Debout sur la plage bleue, et, serré dans son costume losangé, encore très joli malgré quelques déchirures, Sylvius étudiait le tourment de son âme et regardait vaguement les prémices du soleil, quand, soudain, une tête énorme, pleine de bosses, lourde d’eau coulante, s’éleva de l’écume, et une voix sentencieuse monta avec l’aurore :
« Elle est donc morte, la vieille ! Elle ne gâtera plus l’harmonie du crépuscule par ses chansons ! J’ai vu sa carcasse entraînée inéluctablement vers la pleine mer et me sens réjoui de ce trépas ! »
Sylvius s’avança jusqu’aux franges de la vague et vit un grand dauphin qui nageait, majestueux, près des rochers.
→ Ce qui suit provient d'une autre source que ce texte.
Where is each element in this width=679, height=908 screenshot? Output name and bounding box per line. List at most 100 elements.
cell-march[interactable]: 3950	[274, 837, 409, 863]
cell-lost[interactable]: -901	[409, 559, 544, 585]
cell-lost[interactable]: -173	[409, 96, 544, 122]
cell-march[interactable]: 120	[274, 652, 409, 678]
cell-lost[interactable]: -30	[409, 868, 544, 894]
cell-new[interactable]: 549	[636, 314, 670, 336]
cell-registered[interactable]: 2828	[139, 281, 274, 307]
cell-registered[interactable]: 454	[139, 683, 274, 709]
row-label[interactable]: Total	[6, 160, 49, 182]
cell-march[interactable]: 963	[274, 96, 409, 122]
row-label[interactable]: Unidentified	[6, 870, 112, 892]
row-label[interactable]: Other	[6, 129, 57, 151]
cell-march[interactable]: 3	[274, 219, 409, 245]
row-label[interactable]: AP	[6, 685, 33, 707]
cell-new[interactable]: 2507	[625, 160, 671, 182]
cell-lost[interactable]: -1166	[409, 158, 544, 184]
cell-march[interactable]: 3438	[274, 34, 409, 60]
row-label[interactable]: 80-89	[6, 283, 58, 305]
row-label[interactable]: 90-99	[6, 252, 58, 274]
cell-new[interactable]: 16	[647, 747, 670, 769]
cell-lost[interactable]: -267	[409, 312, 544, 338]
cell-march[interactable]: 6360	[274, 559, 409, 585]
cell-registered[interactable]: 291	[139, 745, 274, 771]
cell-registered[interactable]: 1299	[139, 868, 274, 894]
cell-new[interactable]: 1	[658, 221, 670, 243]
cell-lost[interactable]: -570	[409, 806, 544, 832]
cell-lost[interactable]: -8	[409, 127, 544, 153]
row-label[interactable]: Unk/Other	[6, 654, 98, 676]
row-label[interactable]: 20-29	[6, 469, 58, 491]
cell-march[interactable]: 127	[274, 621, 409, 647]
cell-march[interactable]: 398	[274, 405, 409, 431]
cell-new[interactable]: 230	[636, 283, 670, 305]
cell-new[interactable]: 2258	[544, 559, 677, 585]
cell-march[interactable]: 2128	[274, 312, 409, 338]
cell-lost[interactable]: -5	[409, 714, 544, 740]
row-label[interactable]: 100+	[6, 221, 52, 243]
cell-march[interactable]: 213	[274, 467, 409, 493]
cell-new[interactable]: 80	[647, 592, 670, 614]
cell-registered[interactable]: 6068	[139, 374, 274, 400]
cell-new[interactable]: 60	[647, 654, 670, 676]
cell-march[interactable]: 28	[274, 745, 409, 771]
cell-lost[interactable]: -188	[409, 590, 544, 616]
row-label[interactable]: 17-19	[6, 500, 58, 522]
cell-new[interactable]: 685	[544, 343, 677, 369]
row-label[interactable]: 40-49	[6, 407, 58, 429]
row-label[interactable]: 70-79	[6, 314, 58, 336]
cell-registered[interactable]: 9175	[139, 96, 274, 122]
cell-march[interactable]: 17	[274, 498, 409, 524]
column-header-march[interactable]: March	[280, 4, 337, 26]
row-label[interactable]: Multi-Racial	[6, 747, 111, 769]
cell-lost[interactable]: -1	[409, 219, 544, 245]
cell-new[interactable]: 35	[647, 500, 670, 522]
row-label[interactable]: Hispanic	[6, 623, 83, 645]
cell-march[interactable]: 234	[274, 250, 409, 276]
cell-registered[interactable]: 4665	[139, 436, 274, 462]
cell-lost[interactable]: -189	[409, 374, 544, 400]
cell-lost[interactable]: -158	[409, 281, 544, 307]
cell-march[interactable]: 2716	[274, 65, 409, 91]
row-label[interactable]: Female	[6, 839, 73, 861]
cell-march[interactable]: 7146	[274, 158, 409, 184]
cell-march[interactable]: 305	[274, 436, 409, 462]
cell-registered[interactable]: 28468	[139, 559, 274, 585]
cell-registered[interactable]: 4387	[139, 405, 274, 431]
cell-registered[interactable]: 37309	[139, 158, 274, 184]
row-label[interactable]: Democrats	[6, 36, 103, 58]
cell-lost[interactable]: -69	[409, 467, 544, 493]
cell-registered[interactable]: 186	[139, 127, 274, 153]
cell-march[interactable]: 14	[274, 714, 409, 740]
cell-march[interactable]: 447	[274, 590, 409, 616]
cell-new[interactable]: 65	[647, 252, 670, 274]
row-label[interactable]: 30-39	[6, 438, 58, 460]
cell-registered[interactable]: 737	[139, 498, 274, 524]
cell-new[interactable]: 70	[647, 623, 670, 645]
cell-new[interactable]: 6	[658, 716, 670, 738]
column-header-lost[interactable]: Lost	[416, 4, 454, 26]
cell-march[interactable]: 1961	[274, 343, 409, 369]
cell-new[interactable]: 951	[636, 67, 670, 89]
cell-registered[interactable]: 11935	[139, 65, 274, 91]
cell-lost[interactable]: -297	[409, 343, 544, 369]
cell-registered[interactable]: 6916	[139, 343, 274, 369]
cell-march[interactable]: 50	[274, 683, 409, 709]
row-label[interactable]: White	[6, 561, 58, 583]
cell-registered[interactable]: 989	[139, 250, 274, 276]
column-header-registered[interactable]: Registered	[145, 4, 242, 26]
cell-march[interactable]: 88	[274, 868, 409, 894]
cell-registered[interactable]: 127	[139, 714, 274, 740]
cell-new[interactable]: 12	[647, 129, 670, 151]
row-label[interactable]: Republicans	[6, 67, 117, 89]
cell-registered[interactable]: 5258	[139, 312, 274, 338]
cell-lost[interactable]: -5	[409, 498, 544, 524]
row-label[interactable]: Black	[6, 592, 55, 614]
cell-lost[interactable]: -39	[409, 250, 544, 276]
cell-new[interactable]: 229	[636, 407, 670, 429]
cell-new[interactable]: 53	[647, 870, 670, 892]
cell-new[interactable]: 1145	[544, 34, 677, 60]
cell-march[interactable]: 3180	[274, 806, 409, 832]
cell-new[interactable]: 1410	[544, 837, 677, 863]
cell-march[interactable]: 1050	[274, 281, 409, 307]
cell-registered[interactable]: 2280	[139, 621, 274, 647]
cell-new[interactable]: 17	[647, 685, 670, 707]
Ses yeux plats brasillaient joyeusement, l’arête de son dos semblait vernie de lumière, et, parfois, il bâillait de toute sa gueule.
Tandis qu’il admirait les tons d’héraldique dont le jour diaprait ce merveilleux poisson, Sylvius songeait à certaine fable bien connue où un singe chevauche un dauphin.
« Dauphin ! lui dit-il d’une voix vibrante, dauphin ! me transporterais-tu, sur les côtes provençales, sans fatigue ? Je ne puis t’offrir le moindre prix de passage, car, pour l’instant, je suis pauvre et, ce matin encore, j’étais nu. »
Le dauphin remua son large œil avec malice :
« Je le ferai par bonté d’âme, bien que, depuis longtemps, je n’aie transporté dieu ni mortel. Allons ! viens ici, et tiens-toi solidement à l’épine de mon dos. »
Sylvius avait déjà les pieds dans la vague… il s’arrêta… Les merveilles auxquelles il venait de participer laissaient en lui un souvenir trop cuisant…
« Attends-moi un instant ! » dit-il au dauphin.
Il courut rejoindre le cadavre de la sirène, mais ce n’était point pour le contempler ou lui faire ses adieux. Il s’approcha du brasier couvert de cendres, l’attisa, tisonna, en fit jaillir des aigrettes, réveilla quelques flammes, les nourrit de brindilles et de rameaux, jeta dessus le corps demi-divin qui flamba comme un arbre sec, détacha d’un chêne voisin deux branches mortes, les posa sur le bûcher, les embrasa, puis, une torche dans chaque main, marcha jusqu’à la lisière du bois. Il posa sous le chêne ces deux flammes roulant leurs deux fumées et puis s’en fut.